Use a suitable substitution to transform the nonlinear DE (dy)/(dx)+y=y² into a linear equation in the new variable z.
and
without solving the DE, justify the possible methods that can be used to solve the DE found in first part.

Homework Equations

I have no idea what to do in order to solve this.

The Attempt at a Solution

dy/dx=y² -y
dy/dx= y(y-1)

∫dy/y=∫(y-1)dx

ln(y)=y-1??

e^ln(y)=e^(y-1)

y= e^y-1 I don't think this is write, but this is what I have... can someone help?

 

[HallsofIvy]

Did you not understand the problem? Surely you saw the "without solving the DE" part?

(And "\int y-1 dx", where y is an unknown function of x, is certainly not "y- 1". If you do not know y as a function of x, you cannot integrate with respect to x. If you wanted to solve the equation, you should instead completely separate "x" and "y":
\int \frac{dy}{y(y-1)}= \int dx
using "partial fractions" on the left.)

 

[ashketchumall]

Did you not understand the problem? Surely you saw the "without solving the DE" part?

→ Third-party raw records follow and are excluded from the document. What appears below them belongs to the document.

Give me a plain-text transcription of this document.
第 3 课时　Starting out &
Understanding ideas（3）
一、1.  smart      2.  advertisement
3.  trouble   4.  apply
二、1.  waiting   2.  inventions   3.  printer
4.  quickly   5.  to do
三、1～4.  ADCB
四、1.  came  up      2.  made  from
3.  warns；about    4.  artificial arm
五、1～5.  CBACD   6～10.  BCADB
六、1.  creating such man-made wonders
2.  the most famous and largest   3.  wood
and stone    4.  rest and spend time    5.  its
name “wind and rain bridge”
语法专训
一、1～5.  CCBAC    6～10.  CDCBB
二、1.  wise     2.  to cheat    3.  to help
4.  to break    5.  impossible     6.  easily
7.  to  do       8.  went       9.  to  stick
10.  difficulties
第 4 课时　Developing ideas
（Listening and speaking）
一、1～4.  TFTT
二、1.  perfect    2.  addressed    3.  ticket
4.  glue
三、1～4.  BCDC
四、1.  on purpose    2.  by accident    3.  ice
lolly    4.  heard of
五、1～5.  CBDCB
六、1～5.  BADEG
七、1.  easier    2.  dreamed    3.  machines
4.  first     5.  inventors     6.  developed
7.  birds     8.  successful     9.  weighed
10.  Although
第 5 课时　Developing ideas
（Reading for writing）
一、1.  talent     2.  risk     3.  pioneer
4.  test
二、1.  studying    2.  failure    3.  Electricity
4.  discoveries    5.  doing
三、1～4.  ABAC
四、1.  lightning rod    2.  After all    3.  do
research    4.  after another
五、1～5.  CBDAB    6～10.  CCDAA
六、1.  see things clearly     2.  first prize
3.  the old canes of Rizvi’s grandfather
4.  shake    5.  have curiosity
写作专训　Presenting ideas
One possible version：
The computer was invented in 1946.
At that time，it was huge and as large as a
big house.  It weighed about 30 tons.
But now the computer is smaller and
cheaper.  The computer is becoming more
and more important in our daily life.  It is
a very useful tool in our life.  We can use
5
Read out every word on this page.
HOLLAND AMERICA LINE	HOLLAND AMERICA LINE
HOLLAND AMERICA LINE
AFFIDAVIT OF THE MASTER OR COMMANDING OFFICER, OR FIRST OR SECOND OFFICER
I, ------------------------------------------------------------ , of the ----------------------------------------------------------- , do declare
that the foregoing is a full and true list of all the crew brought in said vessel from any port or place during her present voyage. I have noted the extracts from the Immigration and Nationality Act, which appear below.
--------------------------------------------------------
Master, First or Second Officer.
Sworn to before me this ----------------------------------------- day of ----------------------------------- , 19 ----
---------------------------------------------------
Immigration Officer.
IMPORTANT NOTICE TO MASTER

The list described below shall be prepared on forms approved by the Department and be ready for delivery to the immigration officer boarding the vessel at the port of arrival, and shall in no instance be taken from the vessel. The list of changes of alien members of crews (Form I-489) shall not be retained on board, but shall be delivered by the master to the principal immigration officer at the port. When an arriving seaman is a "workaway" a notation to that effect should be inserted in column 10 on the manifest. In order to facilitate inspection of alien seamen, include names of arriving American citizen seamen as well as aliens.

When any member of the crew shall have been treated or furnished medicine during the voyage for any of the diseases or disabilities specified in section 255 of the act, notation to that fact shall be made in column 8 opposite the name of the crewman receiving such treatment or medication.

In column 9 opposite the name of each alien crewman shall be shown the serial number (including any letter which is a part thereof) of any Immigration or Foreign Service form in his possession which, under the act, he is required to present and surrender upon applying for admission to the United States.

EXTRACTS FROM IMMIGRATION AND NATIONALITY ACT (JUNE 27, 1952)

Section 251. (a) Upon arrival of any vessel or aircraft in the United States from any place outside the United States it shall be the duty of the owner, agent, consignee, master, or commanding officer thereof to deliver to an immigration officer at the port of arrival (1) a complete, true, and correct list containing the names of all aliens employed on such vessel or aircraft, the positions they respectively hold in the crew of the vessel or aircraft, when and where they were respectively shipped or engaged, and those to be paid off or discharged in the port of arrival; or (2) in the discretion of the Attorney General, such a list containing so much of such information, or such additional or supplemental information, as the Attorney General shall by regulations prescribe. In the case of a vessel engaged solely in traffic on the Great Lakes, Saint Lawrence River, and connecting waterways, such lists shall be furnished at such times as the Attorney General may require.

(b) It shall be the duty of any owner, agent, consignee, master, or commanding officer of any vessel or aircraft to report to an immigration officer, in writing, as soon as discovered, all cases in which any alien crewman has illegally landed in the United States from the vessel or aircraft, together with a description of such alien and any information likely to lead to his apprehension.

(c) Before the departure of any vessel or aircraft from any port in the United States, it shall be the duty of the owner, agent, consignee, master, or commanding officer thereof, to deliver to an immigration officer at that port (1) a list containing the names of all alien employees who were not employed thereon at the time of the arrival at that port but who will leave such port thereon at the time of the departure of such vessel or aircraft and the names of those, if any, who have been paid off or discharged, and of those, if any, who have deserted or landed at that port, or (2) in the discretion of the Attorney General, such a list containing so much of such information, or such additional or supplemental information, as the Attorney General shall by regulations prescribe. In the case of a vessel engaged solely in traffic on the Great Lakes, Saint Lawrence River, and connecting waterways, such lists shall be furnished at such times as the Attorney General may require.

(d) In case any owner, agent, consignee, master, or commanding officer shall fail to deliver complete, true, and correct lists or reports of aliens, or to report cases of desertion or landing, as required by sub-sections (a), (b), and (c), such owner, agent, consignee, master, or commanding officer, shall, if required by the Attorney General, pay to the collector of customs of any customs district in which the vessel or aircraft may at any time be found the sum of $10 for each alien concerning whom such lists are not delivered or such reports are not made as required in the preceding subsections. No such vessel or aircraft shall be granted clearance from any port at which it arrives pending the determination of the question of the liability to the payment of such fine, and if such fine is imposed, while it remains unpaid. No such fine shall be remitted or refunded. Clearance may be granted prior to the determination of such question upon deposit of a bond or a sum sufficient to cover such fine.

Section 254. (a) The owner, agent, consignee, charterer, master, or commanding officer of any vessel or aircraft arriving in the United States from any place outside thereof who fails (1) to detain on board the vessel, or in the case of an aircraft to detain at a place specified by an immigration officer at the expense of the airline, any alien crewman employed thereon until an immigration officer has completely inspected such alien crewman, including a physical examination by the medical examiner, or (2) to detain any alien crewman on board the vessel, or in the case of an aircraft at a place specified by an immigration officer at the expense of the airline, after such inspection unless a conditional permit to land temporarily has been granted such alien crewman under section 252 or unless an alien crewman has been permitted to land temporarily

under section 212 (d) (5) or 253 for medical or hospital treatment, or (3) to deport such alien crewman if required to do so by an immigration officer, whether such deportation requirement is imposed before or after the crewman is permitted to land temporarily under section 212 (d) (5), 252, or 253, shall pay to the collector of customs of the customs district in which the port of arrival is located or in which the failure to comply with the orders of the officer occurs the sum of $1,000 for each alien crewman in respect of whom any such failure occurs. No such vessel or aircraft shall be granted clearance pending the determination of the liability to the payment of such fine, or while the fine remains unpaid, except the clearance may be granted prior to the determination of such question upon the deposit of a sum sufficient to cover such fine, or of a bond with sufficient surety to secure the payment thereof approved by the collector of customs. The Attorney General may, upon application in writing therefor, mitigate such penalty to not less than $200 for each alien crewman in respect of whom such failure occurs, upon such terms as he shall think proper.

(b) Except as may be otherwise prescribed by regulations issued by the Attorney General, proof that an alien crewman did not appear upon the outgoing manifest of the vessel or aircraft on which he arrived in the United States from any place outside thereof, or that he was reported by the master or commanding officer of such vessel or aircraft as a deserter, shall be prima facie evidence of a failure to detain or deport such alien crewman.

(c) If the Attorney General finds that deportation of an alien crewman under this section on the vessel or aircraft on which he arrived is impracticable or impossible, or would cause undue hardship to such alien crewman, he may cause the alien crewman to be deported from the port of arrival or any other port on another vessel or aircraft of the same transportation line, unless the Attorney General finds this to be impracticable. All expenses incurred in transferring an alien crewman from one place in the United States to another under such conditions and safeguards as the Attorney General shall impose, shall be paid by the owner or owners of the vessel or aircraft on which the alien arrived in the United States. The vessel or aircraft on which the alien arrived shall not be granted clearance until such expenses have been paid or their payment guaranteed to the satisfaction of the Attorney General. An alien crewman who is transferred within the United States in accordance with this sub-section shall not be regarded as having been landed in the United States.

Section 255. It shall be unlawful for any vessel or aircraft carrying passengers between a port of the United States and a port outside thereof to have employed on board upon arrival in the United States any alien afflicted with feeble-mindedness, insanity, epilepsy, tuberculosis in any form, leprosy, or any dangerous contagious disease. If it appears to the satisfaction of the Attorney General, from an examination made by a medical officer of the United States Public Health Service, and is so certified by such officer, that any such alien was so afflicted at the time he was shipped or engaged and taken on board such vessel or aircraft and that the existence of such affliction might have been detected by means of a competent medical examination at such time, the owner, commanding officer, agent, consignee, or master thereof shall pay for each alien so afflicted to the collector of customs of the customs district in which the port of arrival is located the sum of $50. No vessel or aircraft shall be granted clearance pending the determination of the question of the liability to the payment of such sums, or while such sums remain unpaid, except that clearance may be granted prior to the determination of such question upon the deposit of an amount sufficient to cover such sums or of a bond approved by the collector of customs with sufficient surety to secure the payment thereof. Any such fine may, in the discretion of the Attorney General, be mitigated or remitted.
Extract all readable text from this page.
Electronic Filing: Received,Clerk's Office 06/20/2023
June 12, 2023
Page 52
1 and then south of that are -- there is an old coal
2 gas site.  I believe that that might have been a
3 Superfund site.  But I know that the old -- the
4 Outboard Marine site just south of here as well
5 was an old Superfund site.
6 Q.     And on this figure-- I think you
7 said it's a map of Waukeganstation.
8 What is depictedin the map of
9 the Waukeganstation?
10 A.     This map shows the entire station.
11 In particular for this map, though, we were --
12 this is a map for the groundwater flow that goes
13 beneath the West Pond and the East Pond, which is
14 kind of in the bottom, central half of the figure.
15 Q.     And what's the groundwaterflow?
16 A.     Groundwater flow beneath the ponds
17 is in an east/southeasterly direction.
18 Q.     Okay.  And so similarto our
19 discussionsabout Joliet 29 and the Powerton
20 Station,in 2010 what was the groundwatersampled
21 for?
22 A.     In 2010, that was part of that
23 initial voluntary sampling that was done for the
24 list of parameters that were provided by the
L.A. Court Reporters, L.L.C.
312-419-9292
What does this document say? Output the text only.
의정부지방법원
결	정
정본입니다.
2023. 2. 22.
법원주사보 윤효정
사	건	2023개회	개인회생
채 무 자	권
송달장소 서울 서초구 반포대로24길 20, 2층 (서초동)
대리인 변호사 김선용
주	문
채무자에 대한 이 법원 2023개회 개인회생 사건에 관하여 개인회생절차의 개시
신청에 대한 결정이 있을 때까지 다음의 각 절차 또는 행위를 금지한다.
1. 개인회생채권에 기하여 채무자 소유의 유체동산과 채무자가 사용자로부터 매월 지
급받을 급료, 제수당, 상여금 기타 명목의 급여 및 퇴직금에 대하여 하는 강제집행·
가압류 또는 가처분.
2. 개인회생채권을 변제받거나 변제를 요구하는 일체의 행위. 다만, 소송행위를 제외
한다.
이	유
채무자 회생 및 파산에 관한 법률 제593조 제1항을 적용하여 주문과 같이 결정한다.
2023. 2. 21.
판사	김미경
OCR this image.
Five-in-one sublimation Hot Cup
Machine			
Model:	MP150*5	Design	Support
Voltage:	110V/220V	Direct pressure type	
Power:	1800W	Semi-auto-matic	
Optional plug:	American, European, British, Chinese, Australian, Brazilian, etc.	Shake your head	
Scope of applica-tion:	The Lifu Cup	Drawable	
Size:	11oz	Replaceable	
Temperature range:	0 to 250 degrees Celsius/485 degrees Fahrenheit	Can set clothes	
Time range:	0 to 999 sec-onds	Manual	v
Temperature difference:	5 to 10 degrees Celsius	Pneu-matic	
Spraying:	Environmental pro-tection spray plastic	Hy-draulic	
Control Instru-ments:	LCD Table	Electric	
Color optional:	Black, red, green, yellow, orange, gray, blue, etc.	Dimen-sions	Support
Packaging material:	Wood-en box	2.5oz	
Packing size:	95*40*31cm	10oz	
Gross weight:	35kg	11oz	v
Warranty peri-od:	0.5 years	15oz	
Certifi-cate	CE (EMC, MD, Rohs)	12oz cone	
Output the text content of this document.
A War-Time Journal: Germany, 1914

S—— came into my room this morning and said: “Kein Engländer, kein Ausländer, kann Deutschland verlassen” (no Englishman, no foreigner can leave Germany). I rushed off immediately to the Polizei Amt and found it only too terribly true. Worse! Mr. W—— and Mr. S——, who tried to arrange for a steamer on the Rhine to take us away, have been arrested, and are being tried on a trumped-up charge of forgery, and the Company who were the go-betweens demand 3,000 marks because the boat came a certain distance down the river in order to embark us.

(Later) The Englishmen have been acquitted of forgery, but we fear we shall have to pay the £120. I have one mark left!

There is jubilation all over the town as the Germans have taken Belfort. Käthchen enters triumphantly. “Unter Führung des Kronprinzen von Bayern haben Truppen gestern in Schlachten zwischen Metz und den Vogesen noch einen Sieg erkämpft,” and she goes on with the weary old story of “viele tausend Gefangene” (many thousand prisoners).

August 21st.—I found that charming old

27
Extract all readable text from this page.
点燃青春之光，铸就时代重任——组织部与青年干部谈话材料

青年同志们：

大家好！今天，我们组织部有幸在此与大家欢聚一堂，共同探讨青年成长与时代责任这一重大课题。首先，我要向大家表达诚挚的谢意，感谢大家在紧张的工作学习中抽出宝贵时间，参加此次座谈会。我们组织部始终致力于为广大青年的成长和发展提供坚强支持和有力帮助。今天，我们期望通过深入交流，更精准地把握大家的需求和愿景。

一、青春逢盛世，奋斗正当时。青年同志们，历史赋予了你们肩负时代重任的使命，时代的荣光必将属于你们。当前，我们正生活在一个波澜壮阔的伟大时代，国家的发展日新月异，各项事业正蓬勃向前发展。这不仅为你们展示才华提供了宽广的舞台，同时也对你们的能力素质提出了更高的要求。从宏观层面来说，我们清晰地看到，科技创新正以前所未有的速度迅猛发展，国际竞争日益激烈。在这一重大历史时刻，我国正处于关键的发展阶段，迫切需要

(And "\int y-1 dx", where y is an unknown function of x, is certainly not "y- 1". If you do not know y as a function of x, you cannot integrate with respect to x. If you wanted to solve the equation, you should instead completely separate "x" and "y":
\int \frac{dy}{y(y-1)}= \int dx
using "partial fractions" on the left.)

Sorry I might have written the questions wrong, first part is separate from the second part.
The questions below are the right ones

3a.Use a suitable substitution to transform the nonlinear DE (dy)/(dx)+y=y² into a linear equation in the new variable z.
3b.without solving the DE, justify the possible methods that can be used to solve the DE found in 3a.

 

[CAF123]

Notice your equation is a bernoulli differential equation. There is an explicit method you can use to linearise such equations: See, for example,
http://tutorial.math.lamar.edu/Classes/DE/Bernoulli.aspx

 

[ashketchumall]

Notice your equation is a bernoulli differential equation. There is an explicit method you can use to linearise such equations: See, for example,
http://tutorial.math.lamar.edu/Classes/DE/Bernoulli.aspx

You are a life saver! Thankyou so much!

:-)